Friday, July 20, 2012

Parenting is a Heartbreak

Our Exhausted Boy.

There are so many reasons I feared becoming a parent.  I put it off for years, ultimately, because I just didn't think I wanted to face the heartbreak that parenting can be . . . that feeling of always wearing your heart outside of your body because you have so much love for this being you call your child.  It's part of the package and I knew that from the get-go.

Taking the plunge has been life-changing in the best of ways, but there is no lack of those heartbreaking moments I so feared.  Yesterday Beansprout had a peanut challenge at the Allergy Clinic at Children's Hospital.  Neither Matt nor I have serious allergies, so I wasn't at all worried a few years back when we first introduced Beansprout to peanut butter.  To my great surprise however, he had an immediate reaction.  I have to pause for a minute and admit right now that I was one of those people who could never really understand this whole peanut allergy phenomenon.  It did not seem nearly so prevalent when I was a child and I half thought it was due to over-functioning, paranoid, helicopter parents.  I guess the joke's on me.  When we gave peanut butter to him for the first time, Beansprout's lips swelled within the first minute and he vomited twice before we got out of the driveway with our Care Card in hand.  His belly was covered in hives by the time we got to the hospital, which was within 5 minutes  (We live quite close to a hospital!) of his eating the tiniest sliver of it!   Lucky for us, a shot of Benadryl was all that was necessary, but I now completely understand the hyper-vigilance of families with food allergies.  
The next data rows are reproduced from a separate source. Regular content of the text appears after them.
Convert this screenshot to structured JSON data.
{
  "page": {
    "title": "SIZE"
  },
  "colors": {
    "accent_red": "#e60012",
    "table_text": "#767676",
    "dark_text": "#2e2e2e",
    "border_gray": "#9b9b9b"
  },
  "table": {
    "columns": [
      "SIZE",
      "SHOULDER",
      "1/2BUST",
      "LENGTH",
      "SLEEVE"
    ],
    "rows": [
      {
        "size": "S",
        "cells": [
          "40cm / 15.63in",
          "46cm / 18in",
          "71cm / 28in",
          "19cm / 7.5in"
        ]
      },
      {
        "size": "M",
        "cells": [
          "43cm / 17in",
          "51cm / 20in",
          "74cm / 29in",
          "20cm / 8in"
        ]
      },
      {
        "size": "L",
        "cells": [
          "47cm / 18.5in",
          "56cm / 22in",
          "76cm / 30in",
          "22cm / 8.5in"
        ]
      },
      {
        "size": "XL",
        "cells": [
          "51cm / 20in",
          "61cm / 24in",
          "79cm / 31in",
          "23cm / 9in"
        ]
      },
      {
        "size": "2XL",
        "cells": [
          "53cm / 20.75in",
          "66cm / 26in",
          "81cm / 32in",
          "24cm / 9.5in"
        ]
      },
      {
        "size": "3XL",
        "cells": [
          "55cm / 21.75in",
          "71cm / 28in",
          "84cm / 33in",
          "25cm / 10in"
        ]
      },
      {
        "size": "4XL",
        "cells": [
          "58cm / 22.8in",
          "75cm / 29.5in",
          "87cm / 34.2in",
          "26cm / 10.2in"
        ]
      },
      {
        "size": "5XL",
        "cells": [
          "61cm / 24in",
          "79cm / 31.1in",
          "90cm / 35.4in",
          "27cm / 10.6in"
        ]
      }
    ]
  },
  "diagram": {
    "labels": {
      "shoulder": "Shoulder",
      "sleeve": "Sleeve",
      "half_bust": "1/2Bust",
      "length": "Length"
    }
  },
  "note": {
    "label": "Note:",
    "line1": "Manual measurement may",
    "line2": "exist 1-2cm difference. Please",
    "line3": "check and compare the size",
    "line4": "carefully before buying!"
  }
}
Fast forward to November of this last year when the dreaded prick test and blood work done at our initial visit with the Allergy Clinic showed only a mild reaction to the food.  Some kids outgrow their nut allergies, so based on the low numbers with the blood work we scheduled an in-office peanut challenge.  I guess science isn't always exact.  Yesterday, Beansprout spent three hours trying a little more Reese's Peanut Buttercup every fifteen minutes, but in the last five minutes of the challenge he vomited all over the Clinic hallway.  Heart. Break.

It's one of thousands, I know.  We have countless heartbreaking moments ahead of us, but that doesn't make it easier.